本文以交流励磁变速恒频双馈电机风力发电系统作为研究对象,对其进行了必要的运行原理分析、控制策略实现、系统建模以及风电场并网仿真,主要研究内容包括以下几个方面:
1、介绍交流励磁变速恒频双馈电机运行的基本原理后,对功率不变和绕组匝数不变约束条件下的坐标变换特点及应用进行了说明,详细推导了三相静止坐标系上交流励磁双馈电机的数学模型,以及两相同步旋转参考坐标系下交流励磁双馈电机在发电机惯例和电动机惯例下的动态模型。对从事双馈电机的仿真和建模研究者提供了一定的理论参考依据。
2、在研究风力机风功率捕获、传递和最大风能追踪控制算法的基础上,建立风力机系统仿真模型,针对850kw的变速恒频双馈风力发电系统在转速变化时的响应特性进行了仿真研究。研究结果表明风机可实现最大风能追踪控制且风力机动态响应性较好。
3、交流励磁变速恒频双馈电机风力发电系统并网前后双馈电机的运行状态和控制策略有所不同,并网前空载运行,实施并网控制策略;并网后发电运行,实施最大风能追踪控制策略。变速恒频双馈电机风力发电是一个受并网前后发电机运行状况影响的暂态过程,利用MATLAB的S-Function编写DFIG的仿真程序,然后结合Simulink和SimPowerSystems工具箱,开发了基于S-Function的空载运行和发电运行的变速恒频双馈电机风力发电子系统模型,在仿真过程中可对双馈电机进行精确控制,然后对其进行了系统整合,本文开发的模型具有可移植性,只要再设计相应的控制器,就可应用于不同功率等级的双馈电机风力发电系统。不同运行工况下的仿真结果验证了系统模型的有效性。
4、对比研究了电流内环和转速外环采用常规PI控制器、内模控制器以及只有转速环节采用模糊控制器的系统主要参数仿真结果。研究结果验证了转子侧变流器在超同步速时以单位功率因数运行于整流状态,在亚同步速时以单位功率因数运行于逆变状态,改变无功给定时可处于非单位功率因数运行状态。仿真结果验证了三种控制策略均可实现有功、无功功率的解耦控制及交流励磁变速恒频运行,相比而言模糊控制具有更好的控制性能。

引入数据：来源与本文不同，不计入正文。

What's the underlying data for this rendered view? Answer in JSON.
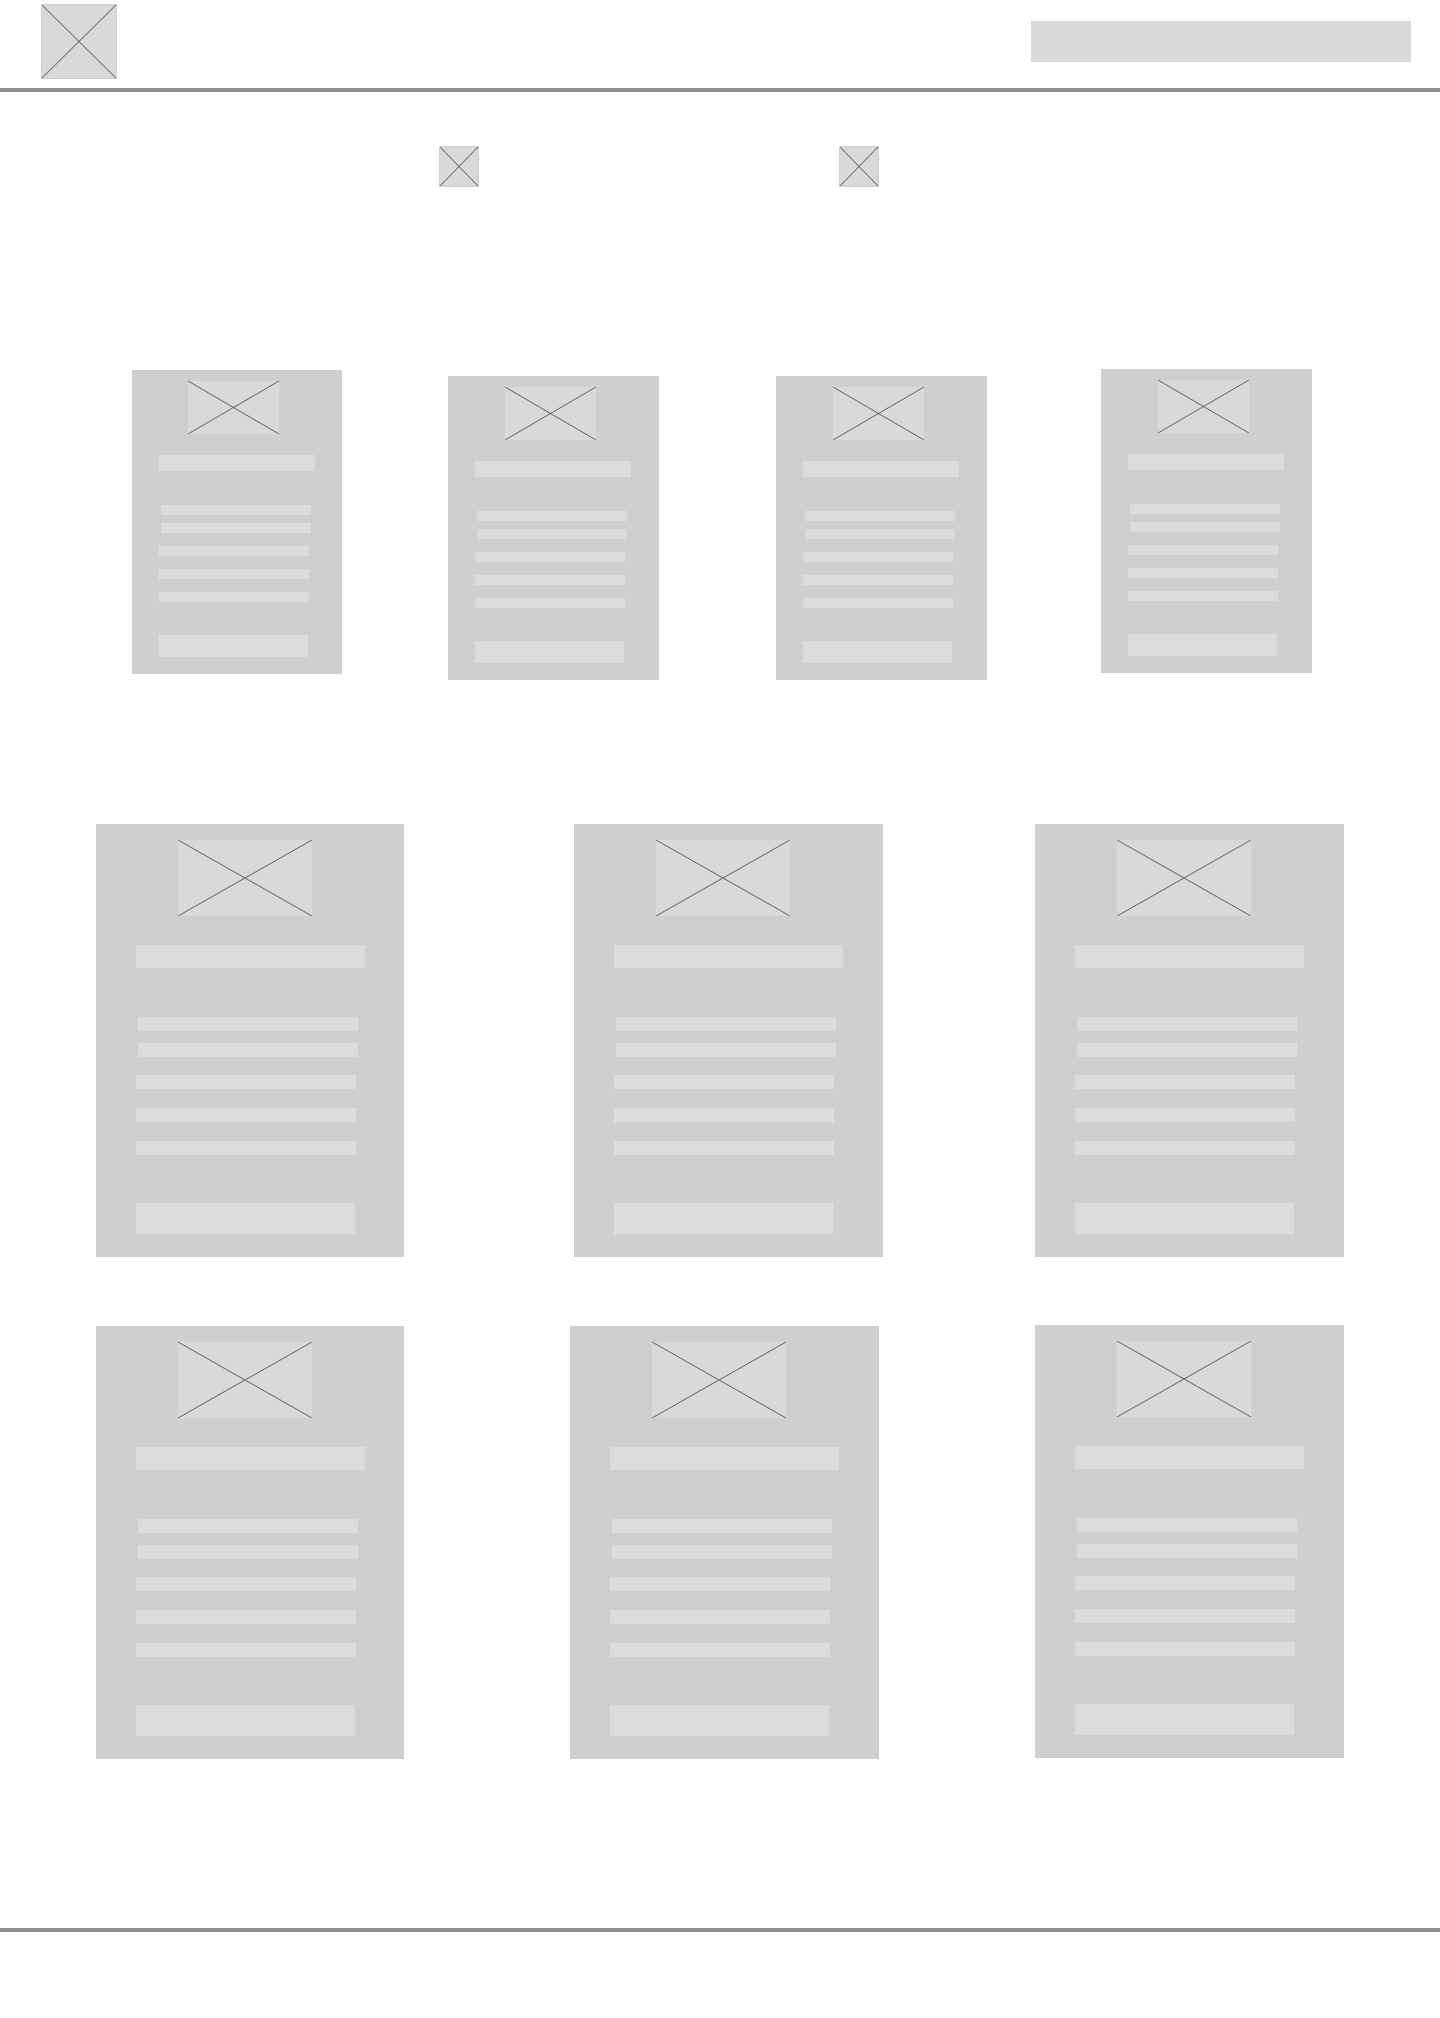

5、本文在对比研究风电并网系统网侧变换器和并联型电能质量控制器的电路拓扑结构、系统功能、能量流动关系、控制方法的基础上,尝试在不改变系统电路拓扑结构的基础上提出了将网侧变换器进行基于并网发电与谐波抑制和无功功率补偿相结合的统一协调控制方案,建立了7.5 kw变速恒频DFIG风力发电系统和并联型电能质量控制器统一协调控制仿真系统,验证了控制策略的可行性。
6、随着风电场容量的不断增大,其并网冲击电流已不容忽视,必须对并网风电场进行深入研究。在电力系统分析中,常常用标么值系统来规格化系统量,可减小计算量且使计算简单,同时更加容易理解系统特性。本文详细推导了双馈电机的完备标么值方程,并在此基础上结合具体风电场并网算例参数,设计了仿真试验系统,应用MATLAB/SimPowerSystems对含5台2MW DFIG风力发电场接入电力系统运行进行了系统建模,并深入分析了转速变化、电压跌落、单相和三相短路故障工况的动态仿真结果。
本文的研究工作对并网型交流励磁变速恒频DFIG风力发电系统的分析、建模与控制具有现实指导意义。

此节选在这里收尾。